1. a) The coordination number of Si is 4.  The coordination number of Al is 6.  One expects the coordination number of Ca to be relatively large (6-8) because it is a large cation.

 

b) H₂O groups are present.

 

c) The tetrahedra share corners in pairs.  Tetrahedra also share corners with octahedra.  Octahedra share edges.

 

d) Since we have recognized bi-tetrahedral units in the structure, it must be a sorosilicate.  Among the sorosilicates in our text, only one contains the right elements and possesses H₂O groups: lawsonite.

 

e) The chemical formula of Lawsonite is

 

CaAl₂Si₂O₇(OH)₂(H₂O) =

CaAl₂Si₂O₈(H₂O)(H₂O) =

CaAl₂Si₂O₈ + 2H₂O

 

Where the first term is the chemical formula of anorthite.  The higher density of lawsonite is initially puzzling because H and O are relatively "light", that is they have a small atomic mass compared with the other atoms in the formula.  The higher density can be understood in terms of coordination number.  In anorthite , Al is in 4-fold coordination, whereas it is 6-fold coordination in lawsonite.  Higher coordination numbers are generally associated with higher density.

 

2. a) Lattice points are shown as small open circles; b) the unit cell by dark lines.  Notice that the unit cell is centered-rectangular.

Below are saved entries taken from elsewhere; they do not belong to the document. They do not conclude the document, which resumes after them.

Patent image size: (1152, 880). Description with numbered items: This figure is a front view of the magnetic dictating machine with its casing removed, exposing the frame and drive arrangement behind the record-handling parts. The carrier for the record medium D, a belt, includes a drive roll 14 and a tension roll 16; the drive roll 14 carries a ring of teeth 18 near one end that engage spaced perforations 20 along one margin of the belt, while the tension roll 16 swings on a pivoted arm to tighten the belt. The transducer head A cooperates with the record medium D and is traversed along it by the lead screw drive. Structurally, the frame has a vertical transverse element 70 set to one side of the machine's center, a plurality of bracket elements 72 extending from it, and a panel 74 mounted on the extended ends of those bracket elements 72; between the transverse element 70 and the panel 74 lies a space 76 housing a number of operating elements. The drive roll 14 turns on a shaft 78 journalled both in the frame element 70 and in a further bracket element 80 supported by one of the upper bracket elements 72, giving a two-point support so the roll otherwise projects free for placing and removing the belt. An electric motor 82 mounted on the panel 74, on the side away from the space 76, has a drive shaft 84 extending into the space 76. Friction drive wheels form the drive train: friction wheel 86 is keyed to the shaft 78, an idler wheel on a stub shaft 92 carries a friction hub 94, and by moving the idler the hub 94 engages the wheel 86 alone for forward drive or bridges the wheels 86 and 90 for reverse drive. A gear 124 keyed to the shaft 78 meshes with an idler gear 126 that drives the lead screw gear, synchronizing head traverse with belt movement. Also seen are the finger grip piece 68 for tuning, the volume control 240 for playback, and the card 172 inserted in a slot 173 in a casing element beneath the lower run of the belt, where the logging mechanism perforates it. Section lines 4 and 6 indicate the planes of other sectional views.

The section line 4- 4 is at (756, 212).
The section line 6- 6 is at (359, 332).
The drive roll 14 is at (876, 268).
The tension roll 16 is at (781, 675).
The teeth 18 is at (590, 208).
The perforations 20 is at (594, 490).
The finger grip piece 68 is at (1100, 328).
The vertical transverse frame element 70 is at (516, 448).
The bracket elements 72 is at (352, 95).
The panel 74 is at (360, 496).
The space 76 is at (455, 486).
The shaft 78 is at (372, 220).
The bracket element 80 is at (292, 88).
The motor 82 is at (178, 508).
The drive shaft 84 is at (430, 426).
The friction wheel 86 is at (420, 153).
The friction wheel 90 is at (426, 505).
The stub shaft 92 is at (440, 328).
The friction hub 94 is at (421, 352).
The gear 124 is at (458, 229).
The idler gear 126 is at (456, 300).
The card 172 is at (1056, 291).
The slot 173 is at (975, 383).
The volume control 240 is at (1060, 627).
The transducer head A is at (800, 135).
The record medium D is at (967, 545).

c) Since all angles are unequal, the mineral is triclinic.

 

3.

 

a) Forsterite: Mg₂SiO₄, orthorhombic, a=4.75 Å, b=10.20 Å, c=5.98 Å, Z=4.

 

The volume of the unit cell is

 

V = abc = 289.73 ų

 

The mass of the unit cell is four times the mass of the formula

 

M = 4(2x24.305 g/mol + 28.0855 g/mol + 4x16 g/mol) = 562.782 g/mol

 

The density is the ratio of mass to volume

 

r = M/V = (562.782 g/mol)/( 289.73 ų)(1 mol/6.022x10²³)(10⁸ Å/1 cm)³ = 3.23 g/cm³

 

b) Pyrope: Mg₃Al₂Si₃O₁₂, cubic, a=11.46 Å, Z=8.

 

V = a³ = 1505.1 ų

M = 3225 g/mol

r = 3.56 g/cm³

 

c) Enstatite: MgSiO₃, orthorhombic, a=18.22 Å, b=8.81 Å, c=5.17 Å, Z=16.

 

V = abc = 829.88 ų

M = 803.112 g/mol

r =3.2 g/cm³

 

d) Beryl: Be₃Al₂Si₆O₁₈, hexagonal, a=9.23 Å, c=9.19 Å, Z=2.

 

The volume of a hexagonal cell is the height of the cell c multiplied by the area of the base.  The base is a trapezoid with sides of length a and an angle g between them.  The area of such a trapezoid is

 

a²sin(g)

 

Since g =60˚, we have for the volume of the unit cell

 

V=a²c√3/2=678.03 ų

M=1075.006 g/mol

r =2.63 g/cm³

 

Calculated densities agree with reported specific gravity to within 1 %.  However, the calculated densities are systematically lower.  This may be due to the presence of vacancies or impurities in the structure.  Alternatively, it may indicate a small but systematic bias in x-ray diffraction determinations of the size of the unit cell.